Educar en la Fe VIII: El sacramento de la Penitencia y la Reconciliación III

El Sacramento de la penitencia fue instituido por Cristo para la remisión de los pecados cometidos después del bautismo. Y por precepto eclesiástico es obligatorio confesar los pecados mortales por lo menos una vez al año, si se está en peligro de muerte o si se ha de comulgar. Este sacramento fue ya prefigurado y preparado en el Antiguo Testamento, pues Dios estableció una alianza de amor con el pueblo de Israel, y cuando éste se apartó de esa alianza para servir a los ídolos y a sus pasiones desordenadas, lo llamó encarecidamente a la conversión por medio de los profetas.

Jesús, durante su ministerio público, no dejó de llamar también a sus contemporáneos a la penitencia, pues les decía: “El Reino de Dios está cerca. Convertíos y haced penitencia”. Y no se comentó con la sola invitación. Después de resucitar y antes de subir al cielo, dijo a sus apóstoles: “Recibid el Espíritu Santo. A quienes perdonéis los pecados, les quedan perdonados” (Jn 20, 22-23). Y con esas palabras otorgó a los apóstoles y a sus sucesores el poder y la misión de perdonar a sus hermanos.

El Sacramento de la penitencia, aunque naturalmente nos cuesta reconocernos pecadores, es el sacramento de la misericordia. En él Dios nos manifiesta el inmenso amor que nos tiene, pues como buen Padre nos acoge y perdona cada vez que le decimos humildemente: “He pecado contra ti”. Y con la certeza moral del perdón, nos concede también la paz y la alegría, y nos dona las gracias que necesitamos para ser fuertes ante las futuras tentaciones.

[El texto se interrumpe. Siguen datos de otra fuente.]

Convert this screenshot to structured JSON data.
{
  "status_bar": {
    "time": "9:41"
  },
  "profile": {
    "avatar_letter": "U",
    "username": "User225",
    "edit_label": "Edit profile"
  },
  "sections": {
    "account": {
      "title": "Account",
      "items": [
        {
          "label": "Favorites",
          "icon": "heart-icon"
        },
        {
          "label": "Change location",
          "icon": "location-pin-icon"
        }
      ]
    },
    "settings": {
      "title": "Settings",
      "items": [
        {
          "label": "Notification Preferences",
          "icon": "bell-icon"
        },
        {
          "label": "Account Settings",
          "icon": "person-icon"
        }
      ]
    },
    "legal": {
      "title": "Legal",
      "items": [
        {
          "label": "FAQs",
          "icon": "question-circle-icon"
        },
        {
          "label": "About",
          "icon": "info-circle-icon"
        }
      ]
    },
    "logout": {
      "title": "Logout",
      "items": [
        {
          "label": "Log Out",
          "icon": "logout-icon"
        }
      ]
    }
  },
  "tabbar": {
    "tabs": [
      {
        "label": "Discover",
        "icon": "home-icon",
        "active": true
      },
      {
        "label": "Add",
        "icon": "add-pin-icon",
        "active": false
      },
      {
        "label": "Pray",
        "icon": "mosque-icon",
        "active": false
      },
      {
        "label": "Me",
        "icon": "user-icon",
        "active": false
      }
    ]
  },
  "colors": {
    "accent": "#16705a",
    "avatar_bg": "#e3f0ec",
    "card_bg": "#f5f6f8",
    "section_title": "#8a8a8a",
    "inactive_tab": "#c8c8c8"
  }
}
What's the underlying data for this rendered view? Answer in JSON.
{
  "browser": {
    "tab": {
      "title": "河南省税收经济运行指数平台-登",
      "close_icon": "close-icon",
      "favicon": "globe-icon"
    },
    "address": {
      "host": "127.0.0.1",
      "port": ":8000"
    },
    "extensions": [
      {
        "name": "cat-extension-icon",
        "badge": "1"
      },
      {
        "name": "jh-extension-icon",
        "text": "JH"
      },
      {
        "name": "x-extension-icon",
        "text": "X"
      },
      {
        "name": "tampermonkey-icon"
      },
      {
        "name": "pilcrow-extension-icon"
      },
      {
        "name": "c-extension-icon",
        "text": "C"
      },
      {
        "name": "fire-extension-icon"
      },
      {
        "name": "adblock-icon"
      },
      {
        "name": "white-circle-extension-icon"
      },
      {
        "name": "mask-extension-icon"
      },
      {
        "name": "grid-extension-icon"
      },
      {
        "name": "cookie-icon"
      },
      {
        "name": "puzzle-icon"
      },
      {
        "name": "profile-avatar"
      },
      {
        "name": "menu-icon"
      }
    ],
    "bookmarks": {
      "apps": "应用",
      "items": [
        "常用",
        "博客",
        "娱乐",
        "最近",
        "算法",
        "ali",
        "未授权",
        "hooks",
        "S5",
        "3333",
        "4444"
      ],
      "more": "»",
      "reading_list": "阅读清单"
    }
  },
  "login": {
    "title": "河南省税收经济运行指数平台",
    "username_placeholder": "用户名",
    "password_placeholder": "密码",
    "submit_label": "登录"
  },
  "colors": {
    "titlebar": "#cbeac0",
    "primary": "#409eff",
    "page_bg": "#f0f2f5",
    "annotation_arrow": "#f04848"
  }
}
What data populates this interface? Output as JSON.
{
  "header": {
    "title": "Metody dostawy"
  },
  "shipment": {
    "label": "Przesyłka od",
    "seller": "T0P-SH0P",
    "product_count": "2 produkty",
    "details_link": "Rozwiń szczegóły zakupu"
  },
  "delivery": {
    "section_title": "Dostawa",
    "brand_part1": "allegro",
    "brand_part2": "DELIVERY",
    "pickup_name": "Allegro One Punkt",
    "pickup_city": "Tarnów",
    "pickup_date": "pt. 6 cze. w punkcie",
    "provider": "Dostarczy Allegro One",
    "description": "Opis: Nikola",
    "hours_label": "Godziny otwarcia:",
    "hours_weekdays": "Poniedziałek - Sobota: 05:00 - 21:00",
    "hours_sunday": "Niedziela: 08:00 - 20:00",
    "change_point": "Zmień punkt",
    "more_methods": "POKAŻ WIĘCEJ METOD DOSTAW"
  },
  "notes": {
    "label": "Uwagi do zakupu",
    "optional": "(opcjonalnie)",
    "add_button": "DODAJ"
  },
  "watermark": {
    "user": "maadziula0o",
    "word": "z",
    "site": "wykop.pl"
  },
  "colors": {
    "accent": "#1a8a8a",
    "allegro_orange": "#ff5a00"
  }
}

La confesión ha de ser siempre sincera y veraz, es decir, que ha de hacerse sin engaño ni mentira, sin aumentar ni disminuir los hechos de que nos acusamos, declarando lo cierto como lo cierto y lo dudoso como dudoso. Ha de ser integra, o sea, completa, manifestando todos los pecados graves cometidos desde la última confesión bien hecha, sin callar ninguno por vergüenza, ni las circunstancias que cambian la especie del pecado.

La confesión ha de ser, además, humilde, es decir hecha con sencillez, sin excusar los pecados y sin arrogancia; prudente, en palabras y circunstancias, sin herir la delicadeza ni descubrir a nadie; y breve, es decir con las palabras necesarias.

Para hacer una buena confesión es necesario realizar estos cinco pasos:

1º Examen de conciencia. Preguntarnos sobre los pecados cometidos, por acción o por omisión, desde la última confesión. (Recordar los mandamientos de la Ley Dios, de la Iglesia y los Pecados capitales nos ayudarán a realizar esta revisión).

2º Dolor de los pecados o sincero arrepentimiento de haber ofendido a Dios porque nos ama tanto o, al menos, por tratar de evitar las penas del infierno.

3º Propósito firme y sincero de no volver a pecar, contando con la con la ayuda de Dios.

4º Decir todos los pecados al confesor. Expresando su número lo más aproximadamente posible y las circunstancias que cambian la especie del pecado.

5º Cumplir la penitencia lo antes posible. (El confesor impone una penitencia que el penitente ha de satisfacer como testimonio de reparación del daño causado).

La confesión podemos llamarla también el sacramento de la alegría “porque hay más alegría en el Cielo por un pecador que se arrepiente que por cien justos” y por el gozo y la paz que experimenta el que se ha reconciliado con Dios y siente la fuerza de su perdón y de su Amor.

Prepararnos para hacer frecuentemente buenas confesiones, es prueba de un corazón sensible, que quiere permanecer unido a Jesús y sentir el abrazo y el perdón del Padre. Encomendarnos a nuestra Madre Santa María para que nos ayude a recibir con fruto este Sacramento nos ayudará a realizarlo con humildad y sencillez.

Acércate al confesor y como saludo dile “Ave Maria Purísima” el responderá “Sin pecado concebida”, seguidamente, di tus pecados con la seguridad de que es el Señor el que te escucha con cariño y te anima a seguir peleando para superar tus debilidades y te otorga su Gracia para vencer en la lucha por serle siempre fiel.